If $$X_2 \sim B(1, p_1)$$ and $$X_2 \sim B(1, p_2)$$ and you want $$Cor(X_1, X_2) = .2$$ you can set up a table

$$\begin{tabular}{|l|cr|} \hline & X1=0 & X1=1 \\ \hline X2=0 & a & b \\ X2=1 & c & d \\ \hline \end{tabular}$$

Then we want $$b+d = p_1$$ and $$c+d = p_2$$ to get us the binomial parameters. To get the correlation we want $$\frac{d - p_1p_2}{\sqrt{p_1(1-p_1)p_2(1-p_2)}} = 0.2$$

Once you solve for the values of a,b,c,d you'll have a 2x2 table and you can just sample those 4 spots with the corresponding probabilities and assign $$X_1$$ and $$X_2$$ the appropriate values based on which spot you sampled.

#### pepsico007

##### New Member
If $$X_2 \sim B(1, p_1)$$ and $$X_2 \sim B(1, p_2)$$ and you want $$Cor(X_1, X_2) = .2$$ you can set up a table

$$\begin{tabular}{|l|cr|} \hline & X1=0 & X1=1 \\ \hline X2=0 & a & b \\ X2=1 & c & d \\ \hline \end{tabular}$$

Then we want $$b+d = p_1$$ and $$c+d = p_2$$ to get us the binomial parameters. To get the correlation we want $$\frac{d - p_1p_2}{\sqrt{p_1(1-p_1)p_2(1-p_2)}} = 0.2$$

Once you solve for the values of a,b,c,d you'll have a 2x2 table and you can just sample those 4 spots with the corresponding probabilities and assign $$X_1$$ and $$X_2$$ the appropriate values based on which spot you sampled.
Thanks for your advice. It seems that I can solve the equations and get the value of a, b, c, d. But I can not clearly understand how to sample next and get the value of X.

#### Dason

Let U be a sample from a uniform distribution. Then if 0 <= U <= a let X1=0 and X2=0. If a < U <= a+b let X1=1 and X2=0. If a+b < U <= a+b+c let X1=0 and X2 = 1. Else let X1=1 and X2=1.

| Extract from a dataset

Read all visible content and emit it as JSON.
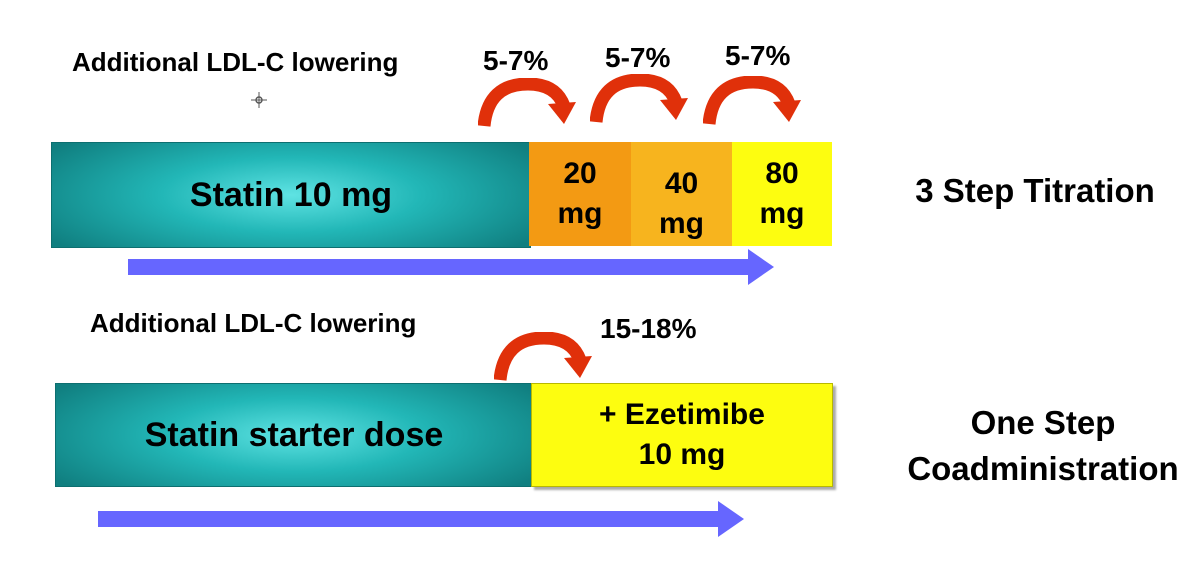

Basically you treat the four options as the outcomes of a multinomial experiment - sample from that multinomial experiement and then convert the outcome to your binary outcomes.

What language are you programming this in?

#### pepsico007

##### New Member
Let U be a sample from a uniform distribution. Then if 0 <= U <= a let X1=0 and X2=0. If a < U <= a+b let X1=1 and X2=0. If a+b < U <= a+b+c let X1=0 and X2 = 1. Else let X1=1 and X2=1.

Basically you treat the four options as the outcomes of a multinomial experiment - sample from that multinomial experiement and then convert the outcome to your binary outcomes.

What language are you programming this in?
I do it with R. I think I can understand this method now. But when the number of variable become 3 or more, the problem seems to be complex, I may need to think about clearly and extend to multi variables.

Thanks Dason.